Mass extinctions are no longer an enduring mystery. Researchers think these events are an intrinsic feature of the carbon cycle. When levels of dissolved carbon dioxide in the oceans reach a threshold level, life under the water (and on land) undergoes dramatic, catastrophic changes.
The first evidence gathered of the Cretaceous-Paleogene extinction event, which took place 66 million years ago, overlaps with periods of sharp pH drops of the oceans — pH levels are an indicator of acidity or alkalinity. This strongly indicates a rise in ocean acidity at the time. Based on statistical reasoning and evidence in the marine sediments, a US mathematician argues that the seas are once again becoming too acidic for marine organisms to form their carbonate shells. This, in their view, is the beginning of a cascade towards extinction.

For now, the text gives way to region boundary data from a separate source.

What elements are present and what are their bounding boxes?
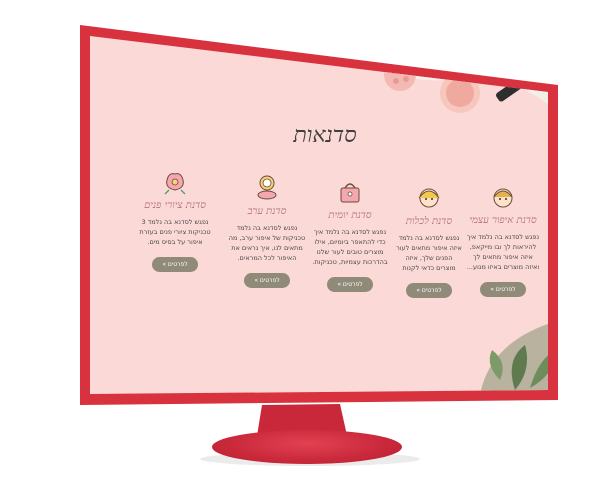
leaves-decoration	[480, 320, 548, 394]
workshop-card: סדנת ערב נפגש לסדנא בה נלמד טכניקות של אי…	[222, 172, 312, 288]
card-title: סדנת ציורי פנים	[144, 200, 206, 211]
card-title: סדנת יומית	[328, 210, 372, 221]
monitor-stand-base	[212, 430, 402, 464]
card-description: נפגש לסדנא בה נלמד איך כדי להתאפר ביומיום…	[312, 228, 388, 266]
card-title: סדנת איפור עצמי	[469, 215, 537, 226]
workshop-card: סדנת לכלות נפגש לסדנא בה נלמד איזה איפור …	[388, 182, 470, 298]
page-title: סדנאות	[293, 123, 357, 148]
details-button[interactable]: לפרטים »	[244, 273, 290, 288]
woman-face-icon	[493, 188, 513, 208]
workshop-card: סדנת יומית נפגש לסדנא בה נלמד איך כדי להת…	[305, 178, 395, 292]
details-button[interactable]: לפרטים »	[327, 277, 373, 292]
handbag-icon	[340, 183, 360, 203]
details-button[interactable]: לפרטים »	[406, 283, 452, 298]
details-button[interactable]: לפרטים »	[152, 257, 198, 272]
card-description: נפגש לסדנא בה נלמד טכניקות של איפור ערב, …	[228, 224, 306, 262]
card-description: נפגש לסדנא בה נלמד איך להיראות לך ובו מיי…	[466, 233, 540, 271]
flower-icon	[164, 173, 186, 195]
bride-icon	[418, 188, 440, 208]
card-title: סדנת לכלות	[405, 216, 453, 227]
card-title: סדנת ערב	[247, 206, 287, 217]
details-button[interactable]: לפרטים »	[480, 282, 526, 297]
workshop-card: סדנת איפור עצמי נפגש לסדנא בה נלמד איך לה…	[462, 185, 544, 297]
card-description: נפגש לסדנא בה נלמד איזה איפור מתאים לעור …	[396, 234, 462, 272]
workshop-card: סדנת ציורי פנים נפגש לסדנא בה נלמד 3 טכני…	[132, 168, 218, 272]
card-description: נפגש לסדנא בה נלמד 3 טכניקות ציורי פנים ב…	[139, 218, 211, 246]
compact-mirror-icon	[257, 175, 277, 200]
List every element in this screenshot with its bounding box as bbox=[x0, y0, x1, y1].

Fossil fuel use combined with the widespread destruction of forests could be building up to extinction on a massive scale — enough to be visible in fossil records of these years, hundreds or millions of years from now.
Like many times in the past before humans came along, researchers think it is quite possible the carbon cycle will take over, and decide the fate of life's direction. It could happen again, as per the new study in Proceedings of the National Academy of Sciences.
"Once we are over the threshold, how we got there may not matter," Daniel Rothman from the Massachusetts Institute of Technology, said in a statement. "Once you get over it, you’re dealing with how the Earth works, and it goes on its own ride."
The more closely researchers look at evidence of catastrophic extinctions in the past, the more evidence once finds of ocean acidification tipping the balance in favour of extinction, the statement adds. The most unequivocal of these die-offs is the "Great Dying" at the close of the Permian era.
Still hotly debated, atmospheric conditions during the Great Dying have been repeatedly invoked, with researchers repeatedly examining the past to help craft today's to-do list for dealing with climate change.